Unfortunately, constantly stopping out is something which often happens to newbies who don’t know how to set stop loss levels properly. It’s a problem that’s not too hard to avoid, but nonetheless, a problem that keeps occurring, especially for beginner day traders.
Now, what we do want to say here is that it is much easier to grasp these tips and strategies for setting a proper stop loss level by watching the featured video. Yes, we are going to go over the most important tips to prevent you from being stopped out in Forex trading. However, it is much easier to grasp these concepts if you watch the video from Andrew’s Trading Channel. This stuff is always easier to understand when you can see it happening right in front of your eyes, complete with visual examples.
At any rate, here are the most important tips for you to follow to avoid being stopped out in Forex trading.
- A mistake which many people make is to base a stop loss level on some kind of complicated and convoluted mathematical equation. Folks, you should not be using some kind of complicated math equation to figure out a stop loss level. This often results in losses, and it’s definitely not a good way to avoid being stopped out.
- Something you should always do to avoid being stopped out in Forex trading is to plan your stop loss level ahead of time. This is not the kind of thing that you can figure out at the last minute, and it’s definitely not a number you should be coming up with at random. This is something that requires planning.
- When it comes to timeframes, if you hope to avoid being stopped out in Forex trading, never base your stop loss level on a single timeframe. Whether you are using support and resistance or moving averages to determine your stop loss level, don’t only use a single timeframe. There are many timeframes to work with, and you should be using a lot of them, not just a single one.
- Another way to help avoid being stopped out in Forex trading is to not move your stop loss level after you have set it, especially if the trade is already open. Once the stop loss is set, leave it, don’t change it, or else you will probably end up losing money.
Learn Day Trading from Andrew’s Trading Channel
Something we do want to mention on the side is that how to avoid being stopped out in Forex trading is by far not the only topic covered on Andrew’s Trading Channel.
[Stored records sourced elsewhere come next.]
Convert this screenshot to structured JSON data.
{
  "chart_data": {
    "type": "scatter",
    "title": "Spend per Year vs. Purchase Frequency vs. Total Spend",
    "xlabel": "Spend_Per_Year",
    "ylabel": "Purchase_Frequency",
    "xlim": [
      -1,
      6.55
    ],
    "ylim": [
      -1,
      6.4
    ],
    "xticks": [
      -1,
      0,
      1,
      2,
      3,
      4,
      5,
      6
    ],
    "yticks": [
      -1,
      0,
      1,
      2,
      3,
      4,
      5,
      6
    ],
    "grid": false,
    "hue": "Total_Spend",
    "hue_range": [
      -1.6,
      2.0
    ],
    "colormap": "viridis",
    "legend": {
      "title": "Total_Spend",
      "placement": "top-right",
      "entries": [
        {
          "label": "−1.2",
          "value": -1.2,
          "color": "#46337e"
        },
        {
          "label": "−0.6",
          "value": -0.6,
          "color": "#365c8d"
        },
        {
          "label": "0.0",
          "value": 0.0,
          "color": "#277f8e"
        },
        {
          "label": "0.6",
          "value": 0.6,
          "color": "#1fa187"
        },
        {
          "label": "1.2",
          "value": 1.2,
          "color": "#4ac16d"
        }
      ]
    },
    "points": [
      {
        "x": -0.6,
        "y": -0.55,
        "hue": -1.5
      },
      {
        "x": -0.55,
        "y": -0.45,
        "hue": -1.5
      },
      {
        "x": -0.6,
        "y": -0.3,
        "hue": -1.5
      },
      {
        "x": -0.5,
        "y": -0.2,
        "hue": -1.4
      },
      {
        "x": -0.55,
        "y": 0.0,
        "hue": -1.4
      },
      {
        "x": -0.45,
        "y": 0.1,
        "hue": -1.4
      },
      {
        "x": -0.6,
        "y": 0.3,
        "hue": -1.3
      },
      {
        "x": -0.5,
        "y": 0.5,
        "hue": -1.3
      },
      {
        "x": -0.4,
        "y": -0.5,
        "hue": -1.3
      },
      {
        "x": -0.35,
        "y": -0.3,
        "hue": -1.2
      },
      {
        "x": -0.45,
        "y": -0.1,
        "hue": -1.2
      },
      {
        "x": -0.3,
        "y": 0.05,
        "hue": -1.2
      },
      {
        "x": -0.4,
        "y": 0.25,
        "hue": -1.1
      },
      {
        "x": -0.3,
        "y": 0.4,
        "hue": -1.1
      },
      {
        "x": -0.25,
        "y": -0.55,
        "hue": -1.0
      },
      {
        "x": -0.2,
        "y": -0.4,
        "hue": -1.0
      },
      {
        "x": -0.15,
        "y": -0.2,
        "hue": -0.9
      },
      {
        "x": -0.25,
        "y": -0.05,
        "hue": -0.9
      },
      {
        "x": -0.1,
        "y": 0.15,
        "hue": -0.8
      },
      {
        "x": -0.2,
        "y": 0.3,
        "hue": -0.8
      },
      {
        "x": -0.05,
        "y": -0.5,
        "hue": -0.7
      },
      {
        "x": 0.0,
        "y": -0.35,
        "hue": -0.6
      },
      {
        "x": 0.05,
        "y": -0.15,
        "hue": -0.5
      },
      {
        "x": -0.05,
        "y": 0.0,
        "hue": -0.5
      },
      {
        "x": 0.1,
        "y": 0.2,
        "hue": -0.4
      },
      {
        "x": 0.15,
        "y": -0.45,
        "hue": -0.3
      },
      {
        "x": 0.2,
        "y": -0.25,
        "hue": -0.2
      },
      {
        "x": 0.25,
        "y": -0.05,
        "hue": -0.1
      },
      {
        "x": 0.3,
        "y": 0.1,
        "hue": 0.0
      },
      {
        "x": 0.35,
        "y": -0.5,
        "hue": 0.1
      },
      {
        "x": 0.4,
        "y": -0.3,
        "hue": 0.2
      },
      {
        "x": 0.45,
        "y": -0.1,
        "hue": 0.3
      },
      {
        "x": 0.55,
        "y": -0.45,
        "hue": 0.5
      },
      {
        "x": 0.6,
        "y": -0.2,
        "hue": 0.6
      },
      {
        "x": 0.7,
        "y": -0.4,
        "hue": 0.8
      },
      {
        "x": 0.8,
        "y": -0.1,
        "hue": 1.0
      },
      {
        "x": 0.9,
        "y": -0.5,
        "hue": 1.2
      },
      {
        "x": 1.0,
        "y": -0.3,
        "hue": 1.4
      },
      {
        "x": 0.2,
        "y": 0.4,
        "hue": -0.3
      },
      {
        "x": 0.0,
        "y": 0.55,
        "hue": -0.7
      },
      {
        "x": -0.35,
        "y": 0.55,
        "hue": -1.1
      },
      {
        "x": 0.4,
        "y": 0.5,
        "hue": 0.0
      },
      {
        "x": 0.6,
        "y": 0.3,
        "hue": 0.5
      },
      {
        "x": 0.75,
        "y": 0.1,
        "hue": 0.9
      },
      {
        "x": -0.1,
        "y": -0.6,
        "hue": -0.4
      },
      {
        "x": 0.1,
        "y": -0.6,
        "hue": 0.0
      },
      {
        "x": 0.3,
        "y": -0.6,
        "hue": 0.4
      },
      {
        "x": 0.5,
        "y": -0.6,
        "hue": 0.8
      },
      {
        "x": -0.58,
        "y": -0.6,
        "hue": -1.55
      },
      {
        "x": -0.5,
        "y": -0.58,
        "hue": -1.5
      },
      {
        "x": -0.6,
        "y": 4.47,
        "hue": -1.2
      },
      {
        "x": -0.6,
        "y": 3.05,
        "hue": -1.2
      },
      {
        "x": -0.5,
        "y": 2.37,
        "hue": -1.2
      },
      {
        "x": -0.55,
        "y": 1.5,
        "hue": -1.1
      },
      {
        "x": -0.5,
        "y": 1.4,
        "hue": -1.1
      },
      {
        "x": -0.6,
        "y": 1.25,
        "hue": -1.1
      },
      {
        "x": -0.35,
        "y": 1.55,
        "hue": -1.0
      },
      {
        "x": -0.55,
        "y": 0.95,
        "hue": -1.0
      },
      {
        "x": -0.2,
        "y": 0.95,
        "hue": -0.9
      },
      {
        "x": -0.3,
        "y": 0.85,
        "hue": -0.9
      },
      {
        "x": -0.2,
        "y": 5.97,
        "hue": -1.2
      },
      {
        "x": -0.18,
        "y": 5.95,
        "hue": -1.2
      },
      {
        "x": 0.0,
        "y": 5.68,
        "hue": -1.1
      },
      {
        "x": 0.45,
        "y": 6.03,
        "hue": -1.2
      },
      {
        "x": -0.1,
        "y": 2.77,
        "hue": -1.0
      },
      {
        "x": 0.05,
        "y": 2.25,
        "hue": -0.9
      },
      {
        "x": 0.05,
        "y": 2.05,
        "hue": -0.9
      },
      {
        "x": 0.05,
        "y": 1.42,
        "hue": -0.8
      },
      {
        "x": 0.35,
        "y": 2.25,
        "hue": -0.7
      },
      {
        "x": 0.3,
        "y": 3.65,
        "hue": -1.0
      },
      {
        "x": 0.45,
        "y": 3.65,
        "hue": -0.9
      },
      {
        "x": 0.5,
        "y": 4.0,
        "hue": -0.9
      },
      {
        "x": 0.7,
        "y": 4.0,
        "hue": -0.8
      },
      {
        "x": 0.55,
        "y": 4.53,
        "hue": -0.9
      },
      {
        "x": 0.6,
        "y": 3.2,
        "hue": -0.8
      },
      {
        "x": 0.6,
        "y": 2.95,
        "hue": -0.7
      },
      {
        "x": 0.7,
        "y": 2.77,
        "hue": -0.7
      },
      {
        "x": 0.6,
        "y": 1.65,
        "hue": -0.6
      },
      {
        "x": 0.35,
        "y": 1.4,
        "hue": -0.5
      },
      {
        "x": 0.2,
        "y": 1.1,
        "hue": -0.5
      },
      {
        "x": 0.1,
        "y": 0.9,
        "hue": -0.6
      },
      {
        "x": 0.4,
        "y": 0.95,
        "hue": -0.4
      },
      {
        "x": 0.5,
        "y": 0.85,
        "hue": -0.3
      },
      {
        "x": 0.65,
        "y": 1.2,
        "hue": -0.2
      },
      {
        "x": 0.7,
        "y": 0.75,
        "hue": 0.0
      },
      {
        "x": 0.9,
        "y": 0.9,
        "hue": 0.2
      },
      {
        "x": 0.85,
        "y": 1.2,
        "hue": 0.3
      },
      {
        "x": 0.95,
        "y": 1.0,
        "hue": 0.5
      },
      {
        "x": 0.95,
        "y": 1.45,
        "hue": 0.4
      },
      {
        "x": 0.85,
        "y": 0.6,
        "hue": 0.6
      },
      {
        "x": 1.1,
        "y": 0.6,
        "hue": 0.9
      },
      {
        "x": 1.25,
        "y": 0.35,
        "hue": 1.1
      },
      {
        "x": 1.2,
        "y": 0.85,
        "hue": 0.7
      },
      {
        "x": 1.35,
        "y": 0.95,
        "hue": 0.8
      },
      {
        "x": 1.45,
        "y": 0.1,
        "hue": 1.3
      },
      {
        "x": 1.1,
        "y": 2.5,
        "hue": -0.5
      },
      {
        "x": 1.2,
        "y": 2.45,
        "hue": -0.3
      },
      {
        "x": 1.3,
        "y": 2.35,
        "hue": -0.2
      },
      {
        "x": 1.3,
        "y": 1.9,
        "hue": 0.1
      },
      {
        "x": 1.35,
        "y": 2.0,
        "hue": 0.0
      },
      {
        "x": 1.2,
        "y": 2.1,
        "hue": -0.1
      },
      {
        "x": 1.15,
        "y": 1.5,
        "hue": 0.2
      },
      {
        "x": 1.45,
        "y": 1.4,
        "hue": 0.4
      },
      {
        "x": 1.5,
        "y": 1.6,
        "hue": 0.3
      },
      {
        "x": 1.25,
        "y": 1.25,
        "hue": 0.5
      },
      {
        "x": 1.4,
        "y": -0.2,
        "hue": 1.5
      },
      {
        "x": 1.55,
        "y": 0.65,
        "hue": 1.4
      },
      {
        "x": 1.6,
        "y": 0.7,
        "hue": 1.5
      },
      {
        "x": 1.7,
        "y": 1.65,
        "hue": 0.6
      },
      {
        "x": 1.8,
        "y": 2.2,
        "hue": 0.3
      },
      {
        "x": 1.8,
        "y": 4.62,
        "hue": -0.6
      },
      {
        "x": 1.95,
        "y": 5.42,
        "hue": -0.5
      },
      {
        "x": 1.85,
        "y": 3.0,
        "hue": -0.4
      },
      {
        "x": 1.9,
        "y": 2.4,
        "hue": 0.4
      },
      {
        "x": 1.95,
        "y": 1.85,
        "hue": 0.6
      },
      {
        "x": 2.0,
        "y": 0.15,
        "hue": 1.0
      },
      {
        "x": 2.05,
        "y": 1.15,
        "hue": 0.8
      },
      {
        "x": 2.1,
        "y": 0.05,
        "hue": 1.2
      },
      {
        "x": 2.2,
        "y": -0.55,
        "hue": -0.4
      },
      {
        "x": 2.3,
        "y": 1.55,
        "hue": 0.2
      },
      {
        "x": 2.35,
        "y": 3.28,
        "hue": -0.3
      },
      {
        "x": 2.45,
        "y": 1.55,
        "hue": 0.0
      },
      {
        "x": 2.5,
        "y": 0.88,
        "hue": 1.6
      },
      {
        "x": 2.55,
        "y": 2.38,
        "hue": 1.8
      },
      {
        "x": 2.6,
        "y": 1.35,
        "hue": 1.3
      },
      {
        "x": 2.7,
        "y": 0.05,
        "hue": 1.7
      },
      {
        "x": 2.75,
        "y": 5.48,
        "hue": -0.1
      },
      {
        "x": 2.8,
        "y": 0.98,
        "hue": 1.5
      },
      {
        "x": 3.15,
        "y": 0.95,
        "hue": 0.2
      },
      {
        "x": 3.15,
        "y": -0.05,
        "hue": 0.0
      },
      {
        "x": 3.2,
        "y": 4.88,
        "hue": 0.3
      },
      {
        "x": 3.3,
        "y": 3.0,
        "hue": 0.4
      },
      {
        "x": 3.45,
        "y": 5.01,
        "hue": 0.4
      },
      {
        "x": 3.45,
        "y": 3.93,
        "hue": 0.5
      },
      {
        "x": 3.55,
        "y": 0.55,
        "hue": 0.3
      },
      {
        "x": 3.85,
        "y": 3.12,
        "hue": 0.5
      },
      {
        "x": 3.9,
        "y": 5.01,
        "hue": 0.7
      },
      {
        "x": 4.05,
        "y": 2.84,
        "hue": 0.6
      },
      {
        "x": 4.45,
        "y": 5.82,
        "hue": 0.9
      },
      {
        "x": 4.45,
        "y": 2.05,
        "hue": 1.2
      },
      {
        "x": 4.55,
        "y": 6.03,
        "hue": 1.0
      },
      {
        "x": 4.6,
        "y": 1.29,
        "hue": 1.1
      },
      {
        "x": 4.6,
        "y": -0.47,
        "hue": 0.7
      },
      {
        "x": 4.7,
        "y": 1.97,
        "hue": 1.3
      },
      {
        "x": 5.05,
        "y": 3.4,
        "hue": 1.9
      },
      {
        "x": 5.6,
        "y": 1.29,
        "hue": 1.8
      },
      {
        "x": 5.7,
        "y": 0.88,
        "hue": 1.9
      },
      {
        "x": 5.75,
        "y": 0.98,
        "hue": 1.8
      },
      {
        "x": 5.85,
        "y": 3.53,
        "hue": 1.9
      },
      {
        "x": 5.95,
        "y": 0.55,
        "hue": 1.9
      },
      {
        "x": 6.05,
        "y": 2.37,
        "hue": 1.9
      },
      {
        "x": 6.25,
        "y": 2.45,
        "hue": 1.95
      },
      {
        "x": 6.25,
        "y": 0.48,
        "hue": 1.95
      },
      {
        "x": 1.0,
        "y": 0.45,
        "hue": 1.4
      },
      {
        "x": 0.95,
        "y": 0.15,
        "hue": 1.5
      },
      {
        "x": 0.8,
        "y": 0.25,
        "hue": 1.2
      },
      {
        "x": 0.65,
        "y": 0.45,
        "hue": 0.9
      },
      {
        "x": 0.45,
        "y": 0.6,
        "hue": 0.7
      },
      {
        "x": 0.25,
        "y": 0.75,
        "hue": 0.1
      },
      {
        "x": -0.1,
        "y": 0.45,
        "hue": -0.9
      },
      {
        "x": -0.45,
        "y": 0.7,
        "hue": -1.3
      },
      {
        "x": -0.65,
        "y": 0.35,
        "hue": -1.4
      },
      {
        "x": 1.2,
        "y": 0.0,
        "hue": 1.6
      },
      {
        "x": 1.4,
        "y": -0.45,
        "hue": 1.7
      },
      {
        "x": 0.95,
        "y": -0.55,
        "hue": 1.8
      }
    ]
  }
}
Andrew is of course the leader of the Income Mentor Box Day Trading Academy, a full scale day trading school.
His YouTube channel features hundreds of useful tips, guides, and tutorial videos, along with live trading videos too, all about Forex, stocks, CFD, and more. It’s a great way to brush up on your day trading skills, and if you catch the live streams, you can even copy trades as Andrew places them, thus allowing you to bank some profits while you learn from one of the biggest experts in the business.
Stopped Out in Forex – Conclusion
The bottom line is that if you follow the tips discussed here today, and you watch the video in regards to how to avoid being stopped out in Forex, you trading results should greatly improve. If you really want to become a professional and profitable day trader, learning from the best at the Income Mentor Box Day Trading Academy is recommended.